Iron Maiden: “eu não sou fã de ‘Seventh Son of a Seventh Son’. Eu não aguento todas aquelas notas estranhas”, diz Dennis Stratton

Dennis Stratton, ex-guitarrista do Iron Maiden, contou que nunca curtiu muito o “Seventh Son of a Seventh Son” e, em especial, a faixa-título. Ele também acha que algumas faixas do “The Final Frontier” e do “The Book of Souls” não ficaram tão boas.
Stratton fez parte da formação inicial do Maiden. Saiu da banda em 1980, mas até hoje mantém amizade e admiração por Steve Harris e os demais membros. Mesmo assim, em uma entrevista recente no Slowhands Rock Talk Show, ele comentou que alguns discos lançados depois da sua saída não o agradaram tanto:
“Eu não sou fã de ‘Seventh Son of a Seventh Son’, porque acho que ele se perde um pouco. E com as guitarras duelando, brigando entre si, com afinações diferentes… eu não aguento todas aquelas notas estranhas que estão sendo tocadas.
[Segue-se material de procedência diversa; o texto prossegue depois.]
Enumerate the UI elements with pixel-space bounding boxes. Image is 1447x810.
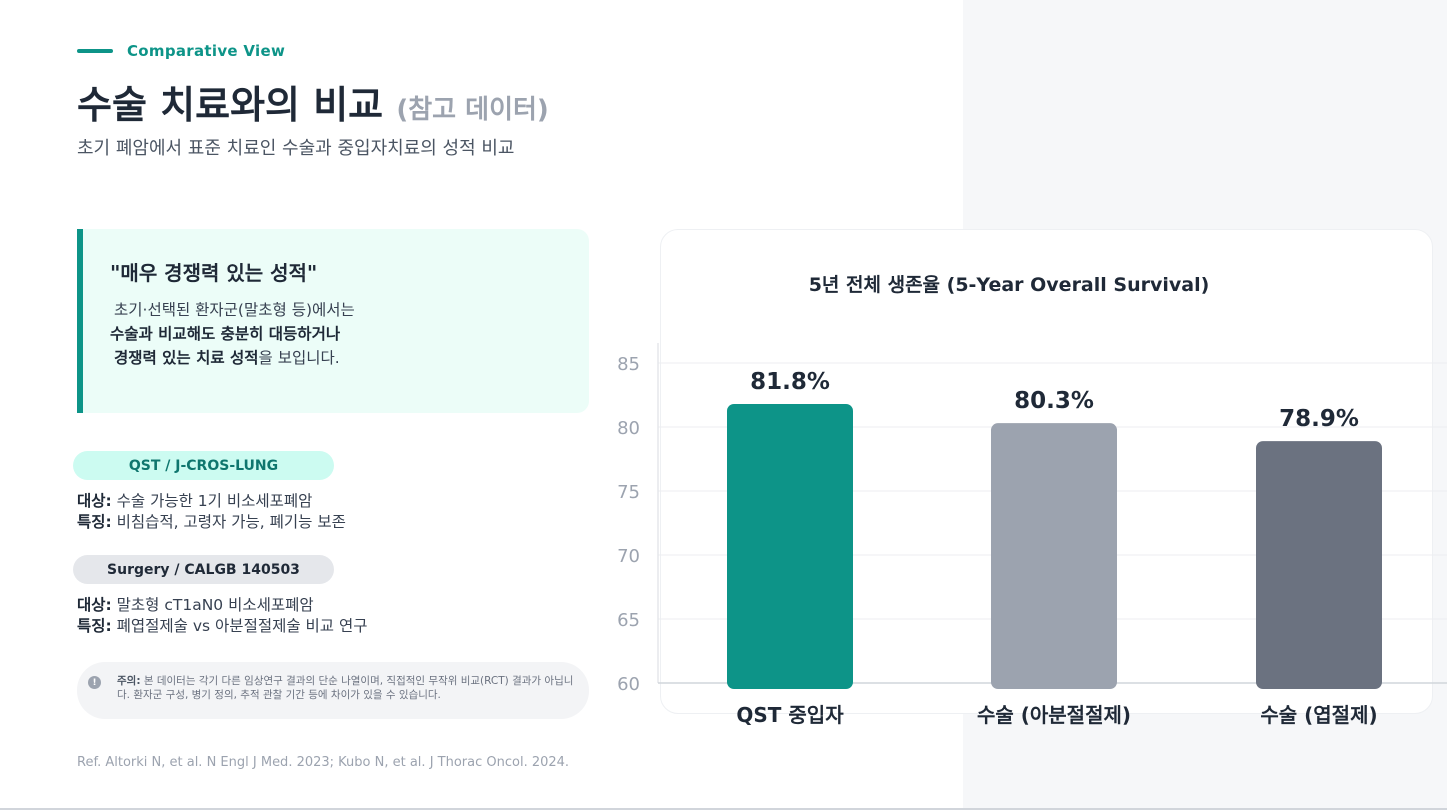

Acho longo demais. ‘Rime of the Ancient Mariner’ é uma música incrível, mas ela tem dinâmica. É um teatro, sabe, com os efeitos sonoros e todo o resto. Mas ‘Seventh Son of a Seventh Son’, eles poderiam ter colocado mais duas ou três músicas no lugar, como as dos dois primeiros álbuns, e esse set detonaria qualquer coisa no mundo.”
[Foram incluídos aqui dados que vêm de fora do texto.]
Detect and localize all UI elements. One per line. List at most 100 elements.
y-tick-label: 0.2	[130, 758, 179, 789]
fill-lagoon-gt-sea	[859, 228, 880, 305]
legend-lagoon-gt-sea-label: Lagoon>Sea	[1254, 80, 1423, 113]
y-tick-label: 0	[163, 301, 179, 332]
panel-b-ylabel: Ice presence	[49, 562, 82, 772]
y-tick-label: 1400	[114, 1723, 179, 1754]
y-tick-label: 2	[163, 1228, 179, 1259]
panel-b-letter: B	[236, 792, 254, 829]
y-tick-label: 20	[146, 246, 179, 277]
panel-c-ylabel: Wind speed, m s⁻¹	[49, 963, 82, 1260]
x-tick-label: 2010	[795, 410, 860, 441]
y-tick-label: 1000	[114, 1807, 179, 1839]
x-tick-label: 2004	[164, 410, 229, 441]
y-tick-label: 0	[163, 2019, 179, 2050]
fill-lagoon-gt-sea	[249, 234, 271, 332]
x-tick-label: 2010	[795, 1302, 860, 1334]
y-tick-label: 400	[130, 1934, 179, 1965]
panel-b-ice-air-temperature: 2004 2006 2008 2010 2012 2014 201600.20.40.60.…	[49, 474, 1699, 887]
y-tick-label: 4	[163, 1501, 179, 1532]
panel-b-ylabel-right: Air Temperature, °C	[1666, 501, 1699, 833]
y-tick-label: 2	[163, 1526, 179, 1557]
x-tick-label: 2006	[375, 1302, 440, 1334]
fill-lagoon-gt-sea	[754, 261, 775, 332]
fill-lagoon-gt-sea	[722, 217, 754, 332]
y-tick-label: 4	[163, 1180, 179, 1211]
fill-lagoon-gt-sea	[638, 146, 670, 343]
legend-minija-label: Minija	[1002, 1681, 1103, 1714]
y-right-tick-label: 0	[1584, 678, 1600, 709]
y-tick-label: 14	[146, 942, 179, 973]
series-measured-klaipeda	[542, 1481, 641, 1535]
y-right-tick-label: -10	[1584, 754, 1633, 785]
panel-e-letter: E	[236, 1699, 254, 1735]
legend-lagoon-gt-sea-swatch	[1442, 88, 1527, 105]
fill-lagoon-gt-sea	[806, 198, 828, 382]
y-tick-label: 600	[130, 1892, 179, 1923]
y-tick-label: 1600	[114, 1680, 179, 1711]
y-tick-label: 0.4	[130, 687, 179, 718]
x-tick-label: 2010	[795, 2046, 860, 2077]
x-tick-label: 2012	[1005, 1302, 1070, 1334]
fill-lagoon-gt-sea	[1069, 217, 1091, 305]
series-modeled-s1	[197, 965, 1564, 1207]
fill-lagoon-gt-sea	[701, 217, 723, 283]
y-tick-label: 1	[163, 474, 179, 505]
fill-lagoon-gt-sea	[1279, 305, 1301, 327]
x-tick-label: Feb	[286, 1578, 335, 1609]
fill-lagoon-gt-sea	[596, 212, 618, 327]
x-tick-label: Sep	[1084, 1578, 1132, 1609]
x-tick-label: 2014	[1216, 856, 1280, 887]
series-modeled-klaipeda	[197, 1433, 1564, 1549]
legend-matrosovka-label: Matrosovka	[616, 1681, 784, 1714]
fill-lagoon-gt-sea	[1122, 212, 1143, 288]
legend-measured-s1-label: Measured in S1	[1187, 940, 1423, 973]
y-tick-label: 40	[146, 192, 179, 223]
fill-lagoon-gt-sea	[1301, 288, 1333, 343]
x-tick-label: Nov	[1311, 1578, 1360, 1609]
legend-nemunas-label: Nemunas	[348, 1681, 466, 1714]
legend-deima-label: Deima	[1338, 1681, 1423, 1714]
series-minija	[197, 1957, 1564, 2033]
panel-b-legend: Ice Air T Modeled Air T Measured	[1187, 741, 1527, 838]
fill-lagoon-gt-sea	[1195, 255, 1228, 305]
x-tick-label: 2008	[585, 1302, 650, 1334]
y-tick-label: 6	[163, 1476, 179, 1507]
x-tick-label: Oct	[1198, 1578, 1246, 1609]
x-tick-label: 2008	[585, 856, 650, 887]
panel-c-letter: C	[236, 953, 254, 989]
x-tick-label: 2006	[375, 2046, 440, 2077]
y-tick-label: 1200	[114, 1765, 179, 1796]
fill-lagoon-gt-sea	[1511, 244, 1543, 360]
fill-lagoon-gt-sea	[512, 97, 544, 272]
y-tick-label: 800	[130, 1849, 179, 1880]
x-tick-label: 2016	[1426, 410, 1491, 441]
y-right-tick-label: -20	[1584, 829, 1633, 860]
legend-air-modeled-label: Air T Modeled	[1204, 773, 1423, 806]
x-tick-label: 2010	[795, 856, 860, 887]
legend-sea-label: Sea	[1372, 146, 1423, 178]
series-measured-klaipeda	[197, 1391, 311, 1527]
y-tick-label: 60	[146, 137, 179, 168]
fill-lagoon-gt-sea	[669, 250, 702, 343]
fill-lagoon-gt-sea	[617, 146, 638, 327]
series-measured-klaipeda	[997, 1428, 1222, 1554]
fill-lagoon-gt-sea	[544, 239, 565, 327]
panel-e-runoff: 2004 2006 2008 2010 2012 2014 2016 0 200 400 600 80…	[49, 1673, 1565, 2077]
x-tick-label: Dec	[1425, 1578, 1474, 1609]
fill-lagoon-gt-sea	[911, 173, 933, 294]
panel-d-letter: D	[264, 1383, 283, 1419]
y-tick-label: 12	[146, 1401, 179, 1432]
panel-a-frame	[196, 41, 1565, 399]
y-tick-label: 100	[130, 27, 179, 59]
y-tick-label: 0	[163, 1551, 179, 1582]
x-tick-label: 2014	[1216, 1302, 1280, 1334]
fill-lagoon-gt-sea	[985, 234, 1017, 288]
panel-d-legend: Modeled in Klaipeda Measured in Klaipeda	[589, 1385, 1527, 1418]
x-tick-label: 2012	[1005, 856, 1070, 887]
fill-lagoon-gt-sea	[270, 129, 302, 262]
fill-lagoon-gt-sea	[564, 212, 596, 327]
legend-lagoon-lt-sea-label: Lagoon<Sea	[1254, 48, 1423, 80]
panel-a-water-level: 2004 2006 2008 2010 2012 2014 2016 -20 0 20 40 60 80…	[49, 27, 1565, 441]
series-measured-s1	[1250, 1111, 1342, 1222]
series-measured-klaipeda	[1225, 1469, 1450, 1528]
Stratton continua curtindo assistir o Maiden no palco, mas confessou que em certas turnês, principalmente nas fases de “The Final Frontier” e “The Book of Souls”, a experiência não foi das melhores:
“Já os vi muitas vezes com ‘The Final Frontier’, ‘Souls’. Parecia um pouco monótono, porque acho que algumas das músicas sofreram. Acho que algumas das músicas não eram tão boas quanto o que eles estavam acostumados a tocar e o que já haviam composto. Um pouco sem graça, um pouco chato… Mas no minuto em que eles tocam coisas como ‘Iron Maiden’, ou qualquer coisa dos dois primeiros álbuns deles, a plateia simplesmente se anima.”
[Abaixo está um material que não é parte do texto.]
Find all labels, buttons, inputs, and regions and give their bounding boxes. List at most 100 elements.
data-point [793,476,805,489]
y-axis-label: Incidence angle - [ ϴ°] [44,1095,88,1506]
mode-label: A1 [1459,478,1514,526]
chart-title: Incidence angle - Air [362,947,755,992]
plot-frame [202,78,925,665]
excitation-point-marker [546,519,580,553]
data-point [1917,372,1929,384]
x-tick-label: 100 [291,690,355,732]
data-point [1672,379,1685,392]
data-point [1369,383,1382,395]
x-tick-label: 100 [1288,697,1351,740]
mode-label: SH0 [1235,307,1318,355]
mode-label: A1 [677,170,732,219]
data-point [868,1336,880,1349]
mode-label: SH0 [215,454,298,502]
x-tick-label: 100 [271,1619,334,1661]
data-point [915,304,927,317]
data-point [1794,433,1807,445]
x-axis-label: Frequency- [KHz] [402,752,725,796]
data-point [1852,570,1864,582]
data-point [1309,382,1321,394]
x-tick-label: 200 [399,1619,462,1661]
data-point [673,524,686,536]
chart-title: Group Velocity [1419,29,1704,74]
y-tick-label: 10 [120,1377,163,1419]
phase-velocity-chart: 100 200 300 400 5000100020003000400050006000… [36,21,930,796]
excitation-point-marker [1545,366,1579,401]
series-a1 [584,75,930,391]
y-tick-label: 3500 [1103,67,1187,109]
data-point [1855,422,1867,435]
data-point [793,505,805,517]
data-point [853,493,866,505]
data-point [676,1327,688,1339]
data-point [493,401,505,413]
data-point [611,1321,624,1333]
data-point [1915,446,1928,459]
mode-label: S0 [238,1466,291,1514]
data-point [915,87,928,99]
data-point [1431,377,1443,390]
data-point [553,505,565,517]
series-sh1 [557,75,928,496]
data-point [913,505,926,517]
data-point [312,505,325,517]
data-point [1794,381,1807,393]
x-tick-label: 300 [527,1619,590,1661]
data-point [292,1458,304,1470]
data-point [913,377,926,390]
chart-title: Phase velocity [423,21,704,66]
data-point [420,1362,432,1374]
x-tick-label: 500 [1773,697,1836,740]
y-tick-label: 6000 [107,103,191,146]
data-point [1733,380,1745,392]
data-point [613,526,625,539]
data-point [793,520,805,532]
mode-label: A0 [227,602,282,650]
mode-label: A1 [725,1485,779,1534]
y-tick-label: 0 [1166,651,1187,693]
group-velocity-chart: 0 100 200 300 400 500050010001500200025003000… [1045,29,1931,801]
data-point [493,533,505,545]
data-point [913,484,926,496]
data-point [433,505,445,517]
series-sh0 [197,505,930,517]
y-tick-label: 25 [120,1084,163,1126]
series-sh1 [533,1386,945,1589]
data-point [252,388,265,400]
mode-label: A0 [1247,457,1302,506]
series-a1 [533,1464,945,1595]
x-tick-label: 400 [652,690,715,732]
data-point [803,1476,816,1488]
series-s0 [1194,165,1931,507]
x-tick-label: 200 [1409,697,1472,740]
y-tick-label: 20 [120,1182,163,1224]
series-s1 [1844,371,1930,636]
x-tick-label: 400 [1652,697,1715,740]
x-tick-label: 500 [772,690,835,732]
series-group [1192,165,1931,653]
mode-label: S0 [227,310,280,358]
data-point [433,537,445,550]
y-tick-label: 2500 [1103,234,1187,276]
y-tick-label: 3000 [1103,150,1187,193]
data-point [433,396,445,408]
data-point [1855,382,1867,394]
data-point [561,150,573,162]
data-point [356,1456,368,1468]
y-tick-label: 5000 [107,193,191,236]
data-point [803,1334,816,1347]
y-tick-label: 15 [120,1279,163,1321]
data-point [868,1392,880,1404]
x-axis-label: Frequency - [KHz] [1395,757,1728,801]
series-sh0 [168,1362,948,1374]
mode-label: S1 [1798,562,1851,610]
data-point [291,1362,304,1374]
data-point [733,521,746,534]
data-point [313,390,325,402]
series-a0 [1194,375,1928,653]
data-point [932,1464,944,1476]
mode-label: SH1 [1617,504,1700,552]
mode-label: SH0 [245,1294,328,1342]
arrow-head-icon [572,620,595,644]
Stratton comentou que o Steve Harris sempre gostou de música com velocidade, e por isso se surpreendeu quando ouviu a banda executar “Phantom of the Opera” num andamento mais lento ao vivo:
“O Steve é sempre rápido, rápido, rápido, rápido. E aí eu sentei ao lado dele num bar… E eu disse: ‘Não acredito que você tocou ‘Phantom’ mais devagar. Não achei que fosse possível você tocar algo devagar.’ É um pouco mais devagar, mas funciona, sabe?”